"Just like dogs, humans underwent a process that selected for individuals that were less aggressive"Johannes Plenio

As humans, we often like to think of ourselves as being at the top of the totem pole of the animal kingdom. The large number of species we have domesticated is prime evidence for this. However, when we look at the cellular changes associated with domestication, it turns out we may have more in common with these tamed animals than we imagine.

Domestication can be thought of as permanent changes to the genetics of an organism that lead to an innate tendency to remain calm in the presence of humans when compared to its wild counterparts. Going further, domestication syndrome refers to the resultant observable changes caused by these genetic differences. Examples of these include smaller brains, floppy ears, smaller teeth, patches of depigmentation, juvenile facial appearance, and docility. Perhaps the most obvious example comes through canine species – easily seen when comparing the somewhat vicious appearance of wolves to the more endearing dogs we keep as pets.

Darwin first popularised domestication syndrome, but his attempts to explain how it came about largely focussed on how the environment of domesticated animals induces the traits observed. The fact that, when returned to the wild, domesticated animals do not regain ‘wild type’ characteristics and are therefore unable to survive refutes this theory. Later studies correlated the more docile behaviour of domesticated animals with reduced functioning and size of various glands in the body. However, until recently, there was no unifying mechanism to explain the hodgepodge of effects that result from domestication.

A potential explanation comes from examining the development of vertebrate embryos. Neural crest cells (NCCs) are stem cells that migrate to different areas within the embryo to form a variety of cell types. Cells derived from NCCs include those that go on to form the adrenal glands, skull, teeth, and the peripheral nervous system as well as those that go on to influence facial structure and skin pigmentation. Considering these cell types and their functions, we can see that they correlate notably with areas of the body physically affected by domestication syndrome.

NCCs could even provide a mechanism to understand the behavioural changes underlying domestication. An analysis of dog and wolf genomes found hundreds of genes that could potentially be involved in domestication. 27 of those had evidenced or hypothesised roles in NCC or central nervous system pathways. The mechanism behind this likely stems from the medulla of the adrenal glands, which is NCC derived. This endocrine organ secretes adrenaline – the hormone critical to the fight or flight response. Domesticated animals have been found to have smaller adrenal glands and lower levels of cortisol - the ‘stress’ hormone released by adrenal glands. Possible reduced adrenaline and cortisol levels give a viable explanation for the connection between neural crest cells and tameness.

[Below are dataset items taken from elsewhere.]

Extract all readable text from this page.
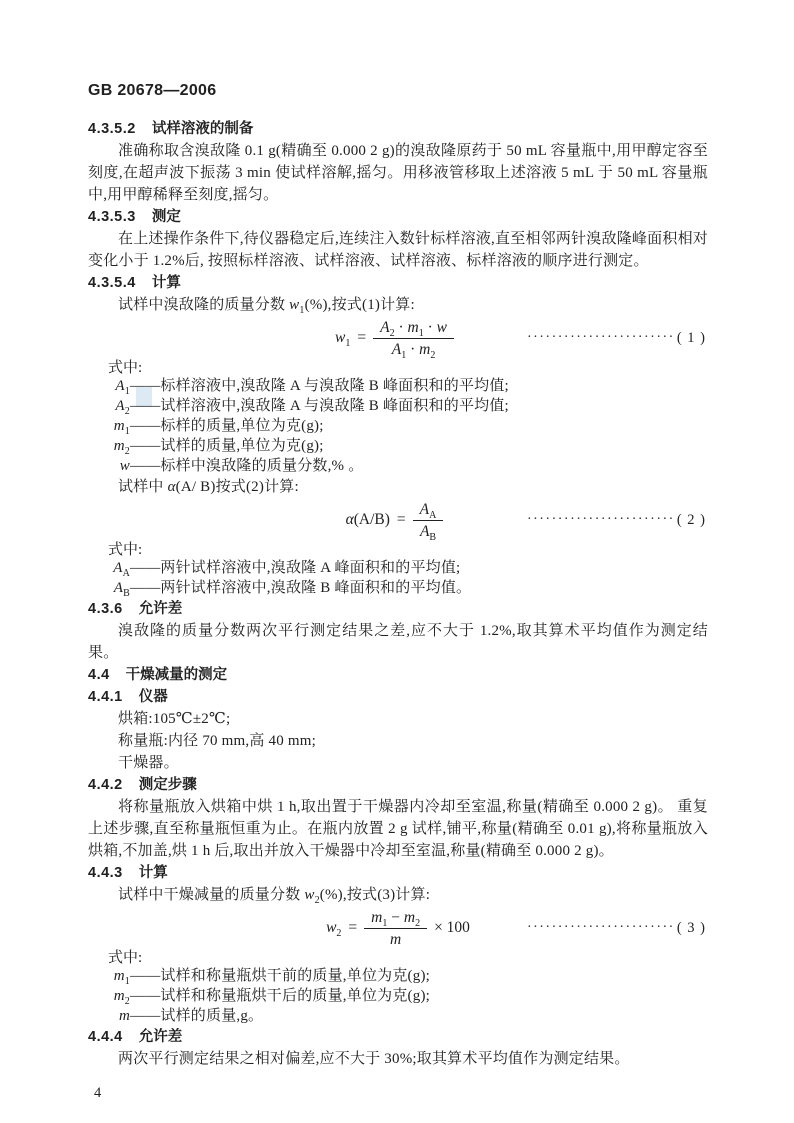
GB 20678—2006
4.3.5.2 试样溶液的制备
准确称取含溴敌隆 0.1 g(精确至 0.000 2 g)的溴敌隆原药于 50 mL 容量瓶中,用甲醇定容至刻度,在超声波下振荡 3 min 使试样溶解,摇匀。用移液管移取上述溶液 5 mL 于 50 mL 容量瓶中,用甲醇稀释至刻度,摇匀。
4.3.5.3 测定
在上述操作条件下,待仪器稳定后,连续注入数针标样溶液,直至相邻两针溴敌隆峰面积相对变化小于 1.2%后, 按照标样溶液、试样溶液、试样溶液、标样溶液的顺序进行测定。
4.3.5.4 计算
试样中溴敌隆的质量分数 $w_1(\%)$,按式(1)计算:
$w_1 = \frac{A_2 \cdot m_1 \cdot w}{A_1 \cdot m_2}$	························ ( 1 )
式中:
$A_1$ ——标样溶液中,溴敌隆 A 与溴敌隆 B 峰面积和的平均值;
$A_2$ ——试样溶液中,溴敌隆 A 与溴敌隆 B 峰面积和的平均值;
$m_1$ ——标样的质量,单位为克(g);
$m_2$ ——试样的质量,单位为克(g);
w ——标样中溴敌隆的质量分数,% 。
试样中 α(A/ B)按式(2)计算:
$\alpha(A/B) = \frac{A_A}{A_B}$	························ ( 2 )
式中:
$A_A$ ——两针试样溶液中,溴敌隆 A 峰面积和的平均值;
$A_B$ ——两针试样溶液中,溴敌隆 B 峰面积和的平均值。
4.3.6 允许差
溴敌隆的质量分数两次平行测定结果之差,应不大于 1.2%,取其算术平均值作为测定结果。
4.4 干燥减量的测定
4.4.1 仪器
烘箱:105℃±2℃;
称量瓶:内径 70 mm,高 40 mm;
干燥器。
4.4.2 测定步骤
将称量瓶放入烘箱中烘 1 h,取出置于干燥器内冷却至室温,称量(精确至 0.000 2 g)。 重复上述步骤,直至称量瓶恒重为止。在瓶内放置 2 g 试样,铺平,称量(精确至 0.01 g),将称量瓶放入烘箱,不加盖,烘 1 h 后,取出并放入干燥器中冷却至室温,称量(精确至 0.000 2 g)。
4.4.3 计算
试样中干燥减量的质量分数 $w_2(\%)$,按式(3)计算:
$w_2 = \frac{m_1 - m_2}{m} \times 100$	························ ( 3 )
式中:
$m_1$ ——试样和称量瓶烘干前的质量,单位为克(g);
$m_2$ ——试样和称量瓶烘干后的质量,单位为克(g);
m ——试样的质量,g。
4.4.4 允许差
两次平行测定结果之相对偏差,应不大于 30%;取其算术平均值作为测定结果。
4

“Coordinated punishment could have limited the reproductive success of highly aggressive individuals... [but] our ability to carry out proactive violence has arguably improved”

Interestingly, mutations affecting neural crest cells are also found in the human genome, despite being absent in our predecessors (the Neanderthals and the Denisovans). BAZ1B is one such gene, playing a major role in facial development. Mutations in the regulatory region of this gene mean that it is present in smaller amounts in human embryos, ultimately decreasing the efficiency of NCC migration to the facial region. This contributes to the relatively juvenile appearance of modern humans – we have smaller skulls and less pronounced brow-ridges.

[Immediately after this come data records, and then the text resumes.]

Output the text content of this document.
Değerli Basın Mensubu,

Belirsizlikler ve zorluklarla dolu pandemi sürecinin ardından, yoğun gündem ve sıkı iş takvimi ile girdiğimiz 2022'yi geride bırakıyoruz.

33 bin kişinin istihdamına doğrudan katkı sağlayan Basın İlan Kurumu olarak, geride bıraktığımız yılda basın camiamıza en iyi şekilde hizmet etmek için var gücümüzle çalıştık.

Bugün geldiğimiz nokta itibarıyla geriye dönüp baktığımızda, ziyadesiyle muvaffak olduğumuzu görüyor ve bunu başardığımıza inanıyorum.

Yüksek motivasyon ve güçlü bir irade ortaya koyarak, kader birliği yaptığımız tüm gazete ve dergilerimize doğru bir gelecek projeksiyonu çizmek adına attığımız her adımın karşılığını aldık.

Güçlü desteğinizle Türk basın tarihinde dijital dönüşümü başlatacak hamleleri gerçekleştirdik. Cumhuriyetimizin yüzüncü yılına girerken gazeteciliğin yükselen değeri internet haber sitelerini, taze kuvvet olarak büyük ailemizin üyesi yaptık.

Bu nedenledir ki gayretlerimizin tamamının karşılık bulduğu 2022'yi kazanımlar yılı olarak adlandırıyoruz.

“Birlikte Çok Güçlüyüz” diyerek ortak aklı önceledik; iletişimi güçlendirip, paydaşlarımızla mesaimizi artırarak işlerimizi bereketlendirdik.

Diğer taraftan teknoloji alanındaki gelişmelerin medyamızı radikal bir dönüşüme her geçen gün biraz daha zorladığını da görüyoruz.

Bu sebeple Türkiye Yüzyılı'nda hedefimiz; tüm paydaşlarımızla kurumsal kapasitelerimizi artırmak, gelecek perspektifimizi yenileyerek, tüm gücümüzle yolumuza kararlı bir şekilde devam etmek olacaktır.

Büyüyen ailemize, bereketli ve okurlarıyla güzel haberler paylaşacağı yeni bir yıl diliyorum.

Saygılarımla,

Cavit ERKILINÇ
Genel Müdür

Evidently, domestication is a process that evolves many genes and one mutation is not enough to be conclusive. However, BAZ1B has also been implicated in the more juvenile appearance of dogs compared to wolves, seeming to be a master regulator of facial development. In addition, BAZ1B is one of over 25 genes in a region of the genome which, when deleted in humans, results in Williams-Beuren syndrome. Symptoms include extreme friendliness and facial dysmorphism – hallmark features of domesticated animals. By contrast, duplication of this region leads to increased physical aggression and facial dysmorphism, arguably wilder traits.

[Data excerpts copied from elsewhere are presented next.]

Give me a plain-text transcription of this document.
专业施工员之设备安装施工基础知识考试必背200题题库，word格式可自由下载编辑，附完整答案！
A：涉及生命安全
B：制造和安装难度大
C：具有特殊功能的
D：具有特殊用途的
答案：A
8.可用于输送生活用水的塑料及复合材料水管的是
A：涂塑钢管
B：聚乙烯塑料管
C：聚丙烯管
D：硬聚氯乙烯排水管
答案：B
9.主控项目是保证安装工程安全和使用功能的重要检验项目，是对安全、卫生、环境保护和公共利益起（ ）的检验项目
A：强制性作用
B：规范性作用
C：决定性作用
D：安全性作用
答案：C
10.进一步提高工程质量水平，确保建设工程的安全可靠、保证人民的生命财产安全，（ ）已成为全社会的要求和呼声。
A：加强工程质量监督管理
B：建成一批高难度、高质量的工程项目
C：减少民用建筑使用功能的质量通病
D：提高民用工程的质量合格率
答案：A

Ultimately, what this suggests is that just like dogs, humans underwent a process that selected for individuals that were less aggressive. As humans formed more complex societies, it is possible that mates that displayed less reactive aggression (violence that was responsive and not targeted) were favoured. In bonobo (a type of primate) societies, groups of females are able to come together to suppress violent males. Perhaps in humans, similar coordinated punishment could have limited the reproductive success of highly aggressive individuals. Of course, our ability to carry out proactive violence (planned and targeted) has arguably improved, hence why humans have been dubbed the deadliest species on earth.

Self-domestication is not necessarily unique to primates – it is theorised that wolves that were less aggressive outcompeted the more aggressive ones by being able to get closer to humans and take advantage of the food, shelter and resources provided. Although humans certainly intervened at some stage, as evidenced by the large number of dog breeds today, it may be that dogs played a more active role than is commonly thought in becoming man’s best friend.

So, NCCs show how in selecting for tameness a whole host of other features can arise. Although further research is needed, there are certainly genetic similarities in genes associated with NCCs in humans and domesticated animals. This suggests that on our way to dominating the planet, though we manipulated the genetics of dogs, sheep, cattle and many others to domesticate them, we may have unwittingly done something not too dissimilar to ourselves.